Thanks to Agatha Christie, I'm finally out of my 2020 reading slump! It makes me so happy to have several books going at once when for so long it's been hard for me to get through just one.
I finished listening to book one of the Tommy and Tuppence series, The Secret Adversary, which I enjoyed immensely. I also listened to Jane Eyre while reading along in an annotated version that was very helpful with the French phrases and obscure literary references. My other pick for Victober was Mary Barton by Elizabeth Gaskell. I am overly sensitive to relentless suffering, so this was not an easy read (even though there was an eventual happy ending).
I finished Knowing God after many months of careful reading. I am not a Calvinist so I saw more areas of disagreement than when I read it three decades ago. Still, it's a Christian classic for good reason. I've also been working my way through an old hymnal this year - one or two hymns per day - and finished it up early in the month. I read and enjoyed P.D. James Talking About Detective Fiction. Serendipitously, I read it at the same time I was reading book two of the T&T series, Partners in Crime, which was also a nod to the golden age of detective fiction.

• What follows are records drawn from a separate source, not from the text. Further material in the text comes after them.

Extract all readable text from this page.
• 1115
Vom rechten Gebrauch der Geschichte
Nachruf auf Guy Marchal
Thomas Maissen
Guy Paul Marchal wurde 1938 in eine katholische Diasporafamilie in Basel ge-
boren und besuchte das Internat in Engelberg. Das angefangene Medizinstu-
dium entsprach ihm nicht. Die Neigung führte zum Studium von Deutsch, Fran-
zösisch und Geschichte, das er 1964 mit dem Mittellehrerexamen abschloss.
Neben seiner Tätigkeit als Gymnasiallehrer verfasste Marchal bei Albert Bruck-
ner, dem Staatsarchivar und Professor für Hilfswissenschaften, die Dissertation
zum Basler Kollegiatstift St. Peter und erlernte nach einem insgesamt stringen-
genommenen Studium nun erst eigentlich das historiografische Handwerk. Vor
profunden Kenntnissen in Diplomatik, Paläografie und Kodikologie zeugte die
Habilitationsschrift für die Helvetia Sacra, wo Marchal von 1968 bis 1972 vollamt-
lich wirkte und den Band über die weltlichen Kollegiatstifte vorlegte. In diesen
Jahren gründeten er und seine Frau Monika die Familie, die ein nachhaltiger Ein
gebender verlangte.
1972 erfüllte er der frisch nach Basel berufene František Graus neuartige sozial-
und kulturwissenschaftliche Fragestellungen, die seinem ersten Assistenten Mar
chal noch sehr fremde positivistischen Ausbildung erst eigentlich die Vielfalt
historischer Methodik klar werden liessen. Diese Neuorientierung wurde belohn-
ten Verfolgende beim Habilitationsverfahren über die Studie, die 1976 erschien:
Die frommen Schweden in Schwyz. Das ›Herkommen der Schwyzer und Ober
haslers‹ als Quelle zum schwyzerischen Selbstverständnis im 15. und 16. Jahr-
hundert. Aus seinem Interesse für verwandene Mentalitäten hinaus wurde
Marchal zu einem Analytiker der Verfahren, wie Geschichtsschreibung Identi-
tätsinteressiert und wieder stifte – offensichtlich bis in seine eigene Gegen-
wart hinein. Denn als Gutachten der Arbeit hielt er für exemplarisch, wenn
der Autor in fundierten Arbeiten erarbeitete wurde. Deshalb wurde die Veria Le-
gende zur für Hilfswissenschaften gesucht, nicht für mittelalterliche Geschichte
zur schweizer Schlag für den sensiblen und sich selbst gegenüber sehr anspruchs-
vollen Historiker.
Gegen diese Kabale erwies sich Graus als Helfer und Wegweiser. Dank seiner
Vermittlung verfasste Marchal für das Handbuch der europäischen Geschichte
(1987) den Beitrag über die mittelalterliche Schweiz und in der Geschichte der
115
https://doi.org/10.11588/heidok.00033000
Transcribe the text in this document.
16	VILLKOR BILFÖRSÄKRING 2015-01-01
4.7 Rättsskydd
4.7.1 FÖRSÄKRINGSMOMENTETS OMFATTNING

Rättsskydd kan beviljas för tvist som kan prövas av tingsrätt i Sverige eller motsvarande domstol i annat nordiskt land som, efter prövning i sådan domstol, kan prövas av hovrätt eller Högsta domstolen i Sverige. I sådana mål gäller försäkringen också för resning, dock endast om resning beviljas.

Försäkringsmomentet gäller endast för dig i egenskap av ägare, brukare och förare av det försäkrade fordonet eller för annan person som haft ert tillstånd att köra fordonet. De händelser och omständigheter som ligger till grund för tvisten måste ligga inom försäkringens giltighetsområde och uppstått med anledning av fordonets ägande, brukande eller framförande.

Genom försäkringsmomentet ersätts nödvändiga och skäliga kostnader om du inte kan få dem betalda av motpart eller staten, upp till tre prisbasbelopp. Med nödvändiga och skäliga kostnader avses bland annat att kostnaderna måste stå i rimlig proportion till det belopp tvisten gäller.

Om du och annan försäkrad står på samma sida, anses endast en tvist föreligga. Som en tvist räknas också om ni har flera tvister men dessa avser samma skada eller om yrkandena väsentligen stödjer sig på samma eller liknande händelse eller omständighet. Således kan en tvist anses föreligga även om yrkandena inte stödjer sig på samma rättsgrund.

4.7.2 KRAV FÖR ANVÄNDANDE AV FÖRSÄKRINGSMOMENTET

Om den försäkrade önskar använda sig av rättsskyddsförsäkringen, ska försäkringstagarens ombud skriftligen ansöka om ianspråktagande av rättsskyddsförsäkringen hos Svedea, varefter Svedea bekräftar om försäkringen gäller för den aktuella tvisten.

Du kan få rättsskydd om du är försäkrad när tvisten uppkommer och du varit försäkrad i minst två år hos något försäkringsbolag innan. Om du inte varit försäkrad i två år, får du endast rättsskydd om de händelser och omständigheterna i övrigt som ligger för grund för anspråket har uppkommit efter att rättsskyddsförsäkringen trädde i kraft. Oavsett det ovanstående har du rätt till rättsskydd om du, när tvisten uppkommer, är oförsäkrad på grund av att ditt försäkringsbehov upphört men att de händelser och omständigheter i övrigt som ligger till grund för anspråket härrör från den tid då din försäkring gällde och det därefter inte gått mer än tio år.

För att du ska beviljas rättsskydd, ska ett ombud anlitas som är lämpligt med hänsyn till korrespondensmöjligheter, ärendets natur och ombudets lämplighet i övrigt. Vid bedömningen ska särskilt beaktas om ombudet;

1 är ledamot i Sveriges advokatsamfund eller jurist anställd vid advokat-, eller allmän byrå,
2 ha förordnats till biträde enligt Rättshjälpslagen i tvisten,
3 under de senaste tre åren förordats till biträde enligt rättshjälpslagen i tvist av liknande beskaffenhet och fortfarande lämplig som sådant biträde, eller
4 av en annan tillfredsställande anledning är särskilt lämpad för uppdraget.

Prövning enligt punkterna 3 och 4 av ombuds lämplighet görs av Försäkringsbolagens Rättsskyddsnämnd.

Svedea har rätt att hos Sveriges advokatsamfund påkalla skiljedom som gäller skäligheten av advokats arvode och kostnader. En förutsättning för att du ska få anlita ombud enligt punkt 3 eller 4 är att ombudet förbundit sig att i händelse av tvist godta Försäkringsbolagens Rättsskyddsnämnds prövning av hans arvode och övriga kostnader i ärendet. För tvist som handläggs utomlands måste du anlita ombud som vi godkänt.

As far as movies go my husband and I watched the original True Grit with John Wayne. We liked it, but it lacked some of the haunting beauty of the recent remake. We also watched the Netflix program called The Social Dilemma about how internet platforms are designed to make us tech addicts.
I watched a few Hallmark mysteries: Aurora Teagarden: A Bone to Pick, Death on Duty: A Hailey Dean mystery, 15 min of Dead Over Diamonds (terrible acting) Mystery 101: Dead Talk, Emma Fielding: More Bitter than Death (both male leads were awful actors). I'm used to bad acting in the romance movies because the actors and sets are more eye candy than anything, but in general the mysteries have been far superior in that department.
Anybody else read any Victorian lit this month? Watched any good, clean movies?
3 comments:
I just read Knowing God for the first time a few years ago and enjoyed it. I am not a Calvinist, either--it's odd how so many Christian writers these days are. I can overlook those aspects in many books unless the author is really pushing certain tenets.
I've read and loved Gaskell's more well-known books and have wanted to delve into some of her others.
I watched an old Cary Grant movie that I had never heard of before: The Amazing Quest of Ernest Bliss. My husband and I watched The Current War (a couple of instances of God's name taken in vain, but otherwise clean). I've started the Lark Rise to Candleford series while using my exercise bike.
I wrote about the rest of what I read in my end-of-month post.
Thanks, Barbara!
I watched Meet Me in St. Louis - a wonderful old favorite of mine. To me, that era of film making was hands-down the best. Also watched The Shell Seekers - a Hallmark movie w/ Angela Lansbury. Nothing incredibly good but I appreciate nearly everything I've seen Lansbury do. I appreciate her graciousness & style that comes through no matter the film/show.